Before one of those summers, the winter before, we went to a farm for a Christmas market. As we wandered around the stalls we came across one that had handmade armour – a helmet, mail chain and a sword. So the small people started trying these out and I looked around the stall and noticed some game boards with a strange pattern I hadn’t seen before.
These were handmade by the stall owner, I think, and were an old style of board with locations where pieces could stop and lines along which they could move. I thought this was a very interesting idea but I didn’t buy one at the time. I should have. We spent much of the summer in France creating boards on the lines of the one we saw with cardboard and pens. By the way, one of the reasons you had lines on the boards rather than squares like a chessboard or passages like a maze is that these games were often carved into tables and it’s easier to just make a line with a knife.
Okay, it’s now three or four years later and I’m reading research and thinking about how to remember this stuff I’m reading.
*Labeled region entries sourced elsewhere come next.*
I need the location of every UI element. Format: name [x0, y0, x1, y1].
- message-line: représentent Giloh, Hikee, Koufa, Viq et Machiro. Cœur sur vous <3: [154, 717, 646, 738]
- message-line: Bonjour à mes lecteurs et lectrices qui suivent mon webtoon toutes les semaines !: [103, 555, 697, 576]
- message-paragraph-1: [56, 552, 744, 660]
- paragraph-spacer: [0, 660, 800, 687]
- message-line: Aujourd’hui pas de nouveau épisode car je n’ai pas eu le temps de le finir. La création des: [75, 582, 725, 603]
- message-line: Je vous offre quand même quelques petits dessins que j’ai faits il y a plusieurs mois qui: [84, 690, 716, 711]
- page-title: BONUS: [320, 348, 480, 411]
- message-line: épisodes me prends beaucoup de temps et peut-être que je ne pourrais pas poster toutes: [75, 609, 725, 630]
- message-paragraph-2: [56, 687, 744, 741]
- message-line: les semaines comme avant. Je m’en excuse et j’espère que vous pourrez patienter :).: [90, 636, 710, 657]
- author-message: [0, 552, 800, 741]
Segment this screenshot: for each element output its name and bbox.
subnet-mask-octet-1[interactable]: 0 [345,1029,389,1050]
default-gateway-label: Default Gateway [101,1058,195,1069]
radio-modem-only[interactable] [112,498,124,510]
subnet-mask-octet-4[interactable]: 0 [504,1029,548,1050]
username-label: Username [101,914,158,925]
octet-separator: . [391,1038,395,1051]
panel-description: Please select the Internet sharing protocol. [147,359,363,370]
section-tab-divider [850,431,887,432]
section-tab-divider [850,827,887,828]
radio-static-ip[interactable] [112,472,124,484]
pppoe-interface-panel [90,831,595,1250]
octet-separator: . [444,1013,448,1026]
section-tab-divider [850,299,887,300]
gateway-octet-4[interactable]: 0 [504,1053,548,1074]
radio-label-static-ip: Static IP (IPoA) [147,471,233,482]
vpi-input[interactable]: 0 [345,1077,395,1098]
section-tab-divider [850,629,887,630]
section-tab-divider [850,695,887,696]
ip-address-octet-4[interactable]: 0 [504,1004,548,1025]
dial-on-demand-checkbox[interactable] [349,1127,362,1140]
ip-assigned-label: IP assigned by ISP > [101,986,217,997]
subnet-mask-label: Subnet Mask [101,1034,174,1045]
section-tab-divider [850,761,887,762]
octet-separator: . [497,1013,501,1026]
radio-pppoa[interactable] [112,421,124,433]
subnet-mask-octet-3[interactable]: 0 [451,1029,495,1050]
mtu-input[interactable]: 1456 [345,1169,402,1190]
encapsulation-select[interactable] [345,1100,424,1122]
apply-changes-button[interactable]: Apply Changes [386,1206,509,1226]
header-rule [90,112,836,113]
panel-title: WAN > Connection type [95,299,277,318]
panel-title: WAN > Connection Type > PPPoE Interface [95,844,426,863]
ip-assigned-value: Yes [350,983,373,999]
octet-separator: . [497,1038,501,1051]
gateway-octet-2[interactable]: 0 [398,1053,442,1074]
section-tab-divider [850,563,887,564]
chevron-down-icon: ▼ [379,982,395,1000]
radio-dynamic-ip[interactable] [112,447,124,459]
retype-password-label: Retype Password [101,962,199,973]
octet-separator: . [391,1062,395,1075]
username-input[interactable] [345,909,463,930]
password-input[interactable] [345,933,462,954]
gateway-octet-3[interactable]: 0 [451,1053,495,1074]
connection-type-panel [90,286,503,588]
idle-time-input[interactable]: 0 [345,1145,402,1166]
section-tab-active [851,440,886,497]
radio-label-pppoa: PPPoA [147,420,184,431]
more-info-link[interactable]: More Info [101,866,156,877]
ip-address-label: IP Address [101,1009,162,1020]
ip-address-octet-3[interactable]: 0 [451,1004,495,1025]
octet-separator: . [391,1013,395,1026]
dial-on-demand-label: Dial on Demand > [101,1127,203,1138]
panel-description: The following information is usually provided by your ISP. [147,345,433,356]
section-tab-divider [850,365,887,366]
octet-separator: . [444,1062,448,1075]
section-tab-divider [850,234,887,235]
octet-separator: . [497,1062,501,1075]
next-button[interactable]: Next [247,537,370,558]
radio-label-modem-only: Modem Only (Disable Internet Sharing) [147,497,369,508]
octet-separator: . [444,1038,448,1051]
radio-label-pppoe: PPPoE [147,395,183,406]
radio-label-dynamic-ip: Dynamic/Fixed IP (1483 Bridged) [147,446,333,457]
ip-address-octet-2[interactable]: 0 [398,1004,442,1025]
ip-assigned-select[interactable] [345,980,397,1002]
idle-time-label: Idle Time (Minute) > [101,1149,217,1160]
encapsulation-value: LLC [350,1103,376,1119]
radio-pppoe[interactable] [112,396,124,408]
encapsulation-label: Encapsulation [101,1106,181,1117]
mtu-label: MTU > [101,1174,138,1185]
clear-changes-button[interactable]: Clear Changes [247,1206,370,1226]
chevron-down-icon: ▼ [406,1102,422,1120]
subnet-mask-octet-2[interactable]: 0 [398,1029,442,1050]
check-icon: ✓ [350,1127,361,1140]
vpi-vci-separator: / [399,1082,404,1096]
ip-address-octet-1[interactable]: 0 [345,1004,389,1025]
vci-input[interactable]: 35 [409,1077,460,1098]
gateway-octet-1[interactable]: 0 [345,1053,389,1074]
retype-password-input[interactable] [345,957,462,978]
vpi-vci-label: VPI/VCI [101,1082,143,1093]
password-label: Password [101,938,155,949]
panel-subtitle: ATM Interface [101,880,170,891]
A few days ago I wrote about coming across the work of Vera F. Birkenbihl and thinking this was new and cool. As a reminder an ABC list is when you write down the letters of the alphabet vertically on a page and then write down words that capture the essence of what you’re reading.
Something like this.
The idea is that writing down these words will help you remember what you read better when you look back at the words. I still need to get my head around the theory behind that but if it’s a memory thing I thought why not create “123 lists”. This is for numbers and you put down figures that you want to remember. I have a 123 list that I’ll come back to in a few weeks to see if this works.
But, if you have ABC lists, then what happens if you connect related words – draw a word, circle it, draw a related word and connect the two? Something like the image above. I thought I could call that an “ABC Connect”. Pretty cool, yes?
Now, we can draw these diagrams but when they get bigger it’s probably easier to use software and my go to software for drawing words and connections is Graphviz. If I use that to create this kind of connection you’ll get something like this.
I was on the Graphviz website and idly browsing through the theory of graphs when I came across a paper titled A Short Note on the History of Graph Drawing so of course I had to read that. The paper has a definition:
“A mathematical graph consists of a set of nodes and a set of edges. An edge connects to a pair of nodes.”
So… this is my “ABC Connect”. Ah well, it sounds good anyway and is a little less confusing than the word “graph” might be.
But, even better, the paper starts by talking about how nodes and edges can be seen in Morris gameboards from the thirteenth century.
If you drew one out, it might look like this.
And these are the same boards we stumbled across in that market stall all those years ago.
Anyway, mathematical graphs help you see patterns in data – family trees in genealogy is one of the best known examples of applying these techniques. My own work uses these extensively but now I have a few names for what I do – old ones and new ones.